Okay, I’m exaggerating, but he doesn’t know that.

“You thought I wouldn’t find her. That I thought she was dead.” Shaking my head, I crouch down before him. “I’m not that easily fooled. You see, I had you captured, but then your wife disappeared with your daughter before I could find them—before anyone in the Exodus could. Your wife hid her well from the greedy wolves, I’ll give you that. I looked for her everywhere without luck, but then one day, your daughter walked into my territory to revenge your name.”

My face breaks into a deranged smile. “Like a turkey jumping up onto a Christmas table.”
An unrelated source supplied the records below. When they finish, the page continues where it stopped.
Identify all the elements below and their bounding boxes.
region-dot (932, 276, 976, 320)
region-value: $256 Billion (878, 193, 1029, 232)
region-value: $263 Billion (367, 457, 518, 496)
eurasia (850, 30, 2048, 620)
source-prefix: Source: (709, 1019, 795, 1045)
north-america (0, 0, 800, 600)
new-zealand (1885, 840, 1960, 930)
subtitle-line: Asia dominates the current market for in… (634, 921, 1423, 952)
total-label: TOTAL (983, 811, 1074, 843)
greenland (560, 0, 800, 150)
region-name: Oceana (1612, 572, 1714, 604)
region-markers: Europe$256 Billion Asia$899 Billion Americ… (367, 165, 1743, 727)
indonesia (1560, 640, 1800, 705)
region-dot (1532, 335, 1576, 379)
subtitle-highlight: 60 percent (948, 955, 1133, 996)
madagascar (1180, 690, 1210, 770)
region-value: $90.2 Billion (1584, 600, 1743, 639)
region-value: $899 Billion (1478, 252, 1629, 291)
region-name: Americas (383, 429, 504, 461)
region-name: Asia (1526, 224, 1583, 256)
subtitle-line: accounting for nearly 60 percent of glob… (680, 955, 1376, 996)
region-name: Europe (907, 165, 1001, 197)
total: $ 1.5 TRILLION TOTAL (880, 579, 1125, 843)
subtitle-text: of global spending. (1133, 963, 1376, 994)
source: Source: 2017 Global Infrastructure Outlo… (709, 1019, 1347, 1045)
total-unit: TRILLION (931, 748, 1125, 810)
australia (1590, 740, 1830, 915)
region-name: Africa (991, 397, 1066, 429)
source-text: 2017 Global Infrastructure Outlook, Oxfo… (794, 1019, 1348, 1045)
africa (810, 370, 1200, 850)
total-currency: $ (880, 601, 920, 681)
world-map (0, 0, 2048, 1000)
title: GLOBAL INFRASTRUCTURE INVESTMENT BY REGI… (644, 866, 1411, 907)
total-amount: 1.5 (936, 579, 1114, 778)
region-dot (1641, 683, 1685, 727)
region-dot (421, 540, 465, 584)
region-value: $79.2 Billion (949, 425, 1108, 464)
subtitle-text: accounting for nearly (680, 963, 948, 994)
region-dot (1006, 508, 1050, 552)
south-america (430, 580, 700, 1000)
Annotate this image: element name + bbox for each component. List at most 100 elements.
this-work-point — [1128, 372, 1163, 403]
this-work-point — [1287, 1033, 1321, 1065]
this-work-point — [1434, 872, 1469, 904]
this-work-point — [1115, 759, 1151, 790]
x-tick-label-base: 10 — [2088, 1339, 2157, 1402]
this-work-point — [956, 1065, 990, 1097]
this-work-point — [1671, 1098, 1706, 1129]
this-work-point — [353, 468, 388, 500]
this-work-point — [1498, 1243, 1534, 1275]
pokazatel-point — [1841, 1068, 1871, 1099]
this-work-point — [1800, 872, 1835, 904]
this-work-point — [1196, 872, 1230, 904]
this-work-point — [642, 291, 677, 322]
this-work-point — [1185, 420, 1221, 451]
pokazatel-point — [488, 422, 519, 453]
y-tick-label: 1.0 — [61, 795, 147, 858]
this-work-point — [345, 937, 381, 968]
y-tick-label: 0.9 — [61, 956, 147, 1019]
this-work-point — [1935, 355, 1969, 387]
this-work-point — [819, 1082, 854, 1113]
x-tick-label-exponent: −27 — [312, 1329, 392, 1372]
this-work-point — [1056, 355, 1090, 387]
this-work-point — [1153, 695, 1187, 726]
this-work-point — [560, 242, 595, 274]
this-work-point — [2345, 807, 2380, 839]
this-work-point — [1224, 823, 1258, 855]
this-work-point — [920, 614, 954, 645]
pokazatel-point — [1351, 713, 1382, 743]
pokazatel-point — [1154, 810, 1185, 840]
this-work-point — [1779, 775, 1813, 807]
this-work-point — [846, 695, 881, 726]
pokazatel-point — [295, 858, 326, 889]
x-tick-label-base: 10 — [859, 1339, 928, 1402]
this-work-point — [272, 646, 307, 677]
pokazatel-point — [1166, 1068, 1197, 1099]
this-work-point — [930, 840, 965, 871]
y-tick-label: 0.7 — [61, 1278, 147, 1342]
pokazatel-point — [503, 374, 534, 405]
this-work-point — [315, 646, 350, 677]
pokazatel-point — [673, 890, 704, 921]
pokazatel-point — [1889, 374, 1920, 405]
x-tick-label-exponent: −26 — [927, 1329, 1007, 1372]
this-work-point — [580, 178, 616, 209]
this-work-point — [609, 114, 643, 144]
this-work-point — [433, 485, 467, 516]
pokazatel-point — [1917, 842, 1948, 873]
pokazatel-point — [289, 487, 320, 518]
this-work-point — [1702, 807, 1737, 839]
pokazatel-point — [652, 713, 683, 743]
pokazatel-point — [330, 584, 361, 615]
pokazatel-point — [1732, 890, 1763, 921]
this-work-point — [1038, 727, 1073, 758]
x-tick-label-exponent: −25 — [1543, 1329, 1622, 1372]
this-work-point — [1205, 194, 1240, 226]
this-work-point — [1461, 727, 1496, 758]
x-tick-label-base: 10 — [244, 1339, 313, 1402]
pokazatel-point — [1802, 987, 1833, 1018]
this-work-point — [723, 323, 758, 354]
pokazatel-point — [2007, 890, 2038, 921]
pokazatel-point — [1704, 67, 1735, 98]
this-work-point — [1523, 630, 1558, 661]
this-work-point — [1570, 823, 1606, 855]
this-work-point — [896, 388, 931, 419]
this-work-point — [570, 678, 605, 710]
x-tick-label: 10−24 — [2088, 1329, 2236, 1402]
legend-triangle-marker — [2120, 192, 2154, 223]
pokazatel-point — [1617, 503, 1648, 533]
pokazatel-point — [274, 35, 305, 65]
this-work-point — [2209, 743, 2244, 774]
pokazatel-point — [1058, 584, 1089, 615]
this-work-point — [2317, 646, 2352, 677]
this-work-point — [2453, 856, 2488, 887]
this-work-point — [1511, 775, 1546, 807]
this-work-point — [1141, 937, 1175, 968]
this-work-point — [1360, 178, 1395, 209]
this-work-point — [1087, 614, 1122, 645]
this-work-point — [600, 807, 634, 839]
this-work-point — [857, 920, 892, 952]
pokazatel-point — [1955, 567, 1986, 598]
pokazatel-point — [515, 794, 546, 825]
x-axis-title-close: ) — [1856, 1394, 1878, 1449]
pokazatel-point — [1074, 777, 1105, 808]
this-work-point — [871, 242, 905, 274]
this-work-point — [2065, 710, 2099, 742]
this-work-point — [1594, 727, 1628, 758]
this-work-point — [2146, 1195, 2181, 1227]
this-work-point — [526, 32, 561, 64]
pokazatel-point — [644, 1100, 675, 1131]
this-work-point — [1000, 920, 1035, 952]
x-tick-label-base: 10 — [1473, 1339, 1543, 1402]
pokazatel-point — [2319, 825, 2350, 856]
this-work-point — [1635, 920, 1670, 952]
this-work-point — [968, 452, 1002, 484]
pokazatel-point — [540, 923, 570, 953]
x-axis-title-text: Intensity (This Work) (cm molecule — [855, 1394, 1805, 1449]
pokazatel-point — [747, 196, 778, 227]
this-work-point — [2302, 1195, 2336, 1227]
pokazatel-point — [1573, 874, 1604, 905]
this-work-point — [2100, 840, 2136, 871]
“Please don’t hurt her,” he pleads.

His sour stench assaults my nostrils, so I waft it away. “How does it feel to rot away in your own feces, van der Meer? Oh, how the mighty have fallen.” I rise to stand. “I have no intention of hurting your daughter because, unlike you, I don’t touch women unless it’s to bring them pleasure; remember that when you’re stuck in the dark with nothing but your thoughts to eat you alive. Everything you’ve ever owned is mine—your precious money, legacy, and even your daughter.”

The satisfaction I feel seeing him reduced to nothing is unrivaled. I could feast on the sight for eternity and never grow bored.

“And your daughter’s tight pussy?” I stare down at him with a cold smirk. “It looks so fucking pretty after I’ve stuffed it with cum.”

“You’re a sick asshole,” he sneers weakly, retreating into the shadows.

“Maybe,” I agree, then stroll to the door with my hands in my pockets. “Do you think your daughter will hold you in such high regard if she finds out what a sadist you are?”

His eyes seem to gleam in the dark. “You think you’re any better? You think she’ll love you when she finds out you’re keeping her father locked up in your cellar?”

“With all due respect, Mr. van der Meer. I didn’t marry your daughter because I wanted a companion. I married her because I knew how much it would torment your mind to know I’m fucking her every chance I get. She’s a little slut, you know? Moans like a porn star. Always ready to be bent over the desk and fucked to within an inch of her life.”

I haven’t actually fucked her yet, but the white lie is worth seeing the rage on her father’s face.

“Because I’m feeling generous tonight, I’ll leave the torch lit and let you enjoy a few hours of light.” Turning on my heel, I leave him to wither away in misery, forgotten and insignificant.